2.1 Definition of digital currency: inclusions and exclusions
In accordance with the majority of submissions to the Senate Economics Committee and Treasury during the consultation period, the legislation has been drafted on a principles-based approach. Should a digital currency satisfy the elements outlined above while not triggering negative tests at g) and h), it will constitute a digital currency for GST purposes.
We note that despite equivalence in many consumers' eyes, not all digital currencies may be able to satisfy this test. Where a digital currency functions in a way generally equivalent to money (i.e. it can be used as consideration for goods/services) but also entitles a holder to access some underlying service or supply (so called, hybrid digital currency), they may fail to satisfy element f) of section 195-1 and so are not considered a digital currency for GST purposes.
Further guidance may need to be provided as part of the Explanatory Memorandum to the changes in relation to element f) and what 'mainly' means in the context of determining the value of a digital currency.
2.2 Valuation: how to calculate GST liability when accepting digital currency
Due to the immaturity of digital currency markets and lack of a single clearing house for trades, variances exist in the price of digital currencies. This means that it is critical that clear and fair advice is provided by the Commissioner in relation to how an entity that has accepted digital currency may calculate its GST liabilities on its supplies.
This situation may particularly arise where an entity does not immediately convert digital currency into AUD/other fiat, but holds digital currency to pay its suppliers. We note that the existing ruling GSTR 2001/2 - foreign exchange conversions may need to be amended to a relatively flexible method of GST liability calculation for entities accepting digital currency.
2.3 GST recovery: applicability of existing reduced input tax credit regime
As with supplies of foreign currency (or agreements to buy/sell foreign currency), under the proposed changes supplies of digital currency for money or digital currency will be input taxed financial supplies. Accordingly, where the Financial Acquisitions Threshold (FAT) is reached (currently AU$150,000 or 10% of total GST credit claim) an entity will be blocked from recovering any GST incurred on acquisitions relating to the supply.
While this change is not different to the current law for suppliers of foreign currency, it will represent a marked shift for entities currently involved with digital currency, who while having to wear the impact of double taxation, have been able to access full GST credits on costs incurred.

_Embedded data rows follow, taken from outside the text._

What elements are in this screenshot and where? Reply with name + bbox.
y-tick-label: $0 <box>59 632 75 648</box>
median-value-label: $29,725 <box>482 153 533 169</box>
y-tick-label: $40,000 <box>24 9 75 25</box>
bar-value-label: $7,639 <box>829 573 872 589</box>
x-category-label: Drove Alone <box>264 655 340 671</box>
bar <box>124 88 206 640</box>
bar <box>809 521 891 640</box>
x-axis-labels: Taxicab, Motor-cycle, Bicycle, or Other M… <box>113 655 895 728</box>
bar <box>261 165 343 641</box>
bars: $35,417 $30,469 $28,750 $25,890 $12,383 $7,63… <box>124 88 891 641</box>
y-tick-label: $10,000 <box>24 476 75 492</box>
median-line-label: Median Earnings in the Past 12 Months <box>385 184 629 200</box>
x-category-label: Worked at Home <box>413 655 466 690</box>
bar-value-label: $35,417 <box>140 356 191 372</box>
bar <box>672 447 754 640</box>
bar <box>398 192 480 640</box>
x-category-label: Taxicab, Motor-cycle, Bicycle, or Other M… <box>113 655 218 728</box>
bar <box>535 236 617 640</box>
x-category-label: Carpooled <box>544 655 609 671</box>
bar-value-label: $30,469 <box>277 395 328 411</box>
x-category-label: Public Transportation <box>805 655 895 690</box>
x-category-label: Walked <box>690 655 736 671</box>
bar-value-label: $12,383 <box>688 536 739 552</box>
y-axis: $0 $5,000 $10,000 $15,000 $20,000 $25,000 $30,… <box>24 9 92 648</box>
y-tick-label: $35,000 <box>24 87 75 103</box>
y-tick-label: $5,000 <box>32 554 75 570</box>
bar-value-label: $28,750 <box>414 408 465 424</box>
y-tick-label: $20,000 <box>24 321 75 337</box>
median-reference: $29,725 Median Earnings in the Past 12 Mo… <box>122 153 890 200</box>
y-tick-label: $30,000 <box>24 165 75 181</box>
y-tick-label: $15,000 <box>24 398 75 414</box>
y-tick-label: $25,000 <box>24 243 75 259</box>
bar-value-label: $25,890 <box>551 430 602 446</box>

While some entities may be blocked from recovering GST credits in full, there may be reduced GST credits available for certain costs. We note that currently the reduced GST credit regime is prescriptive and the ATO and Treasury may consider additional reduced GST credit items for costs more suited to entities in the digital currency industry.
3. Where to now: next steps for entities impacted by the changes
The proposed changes are currently undergoing a period of consultation with industry. At present, due to the retrospective application of the changes, the Commissioner is allowing an entity to calculate its GST liability under either the current GST law, or the proposed digital currency changes. The Commissioner will not seek to impose any penalties on a decision to use either of the approaches that may result in a shortfall GST amount until 28 days following Royal Assent of the new law.
In particular, it is critical for entities impacted by the changes to consider their GST recovery position should they exceed the FAT and experience restrictions on input tax credits.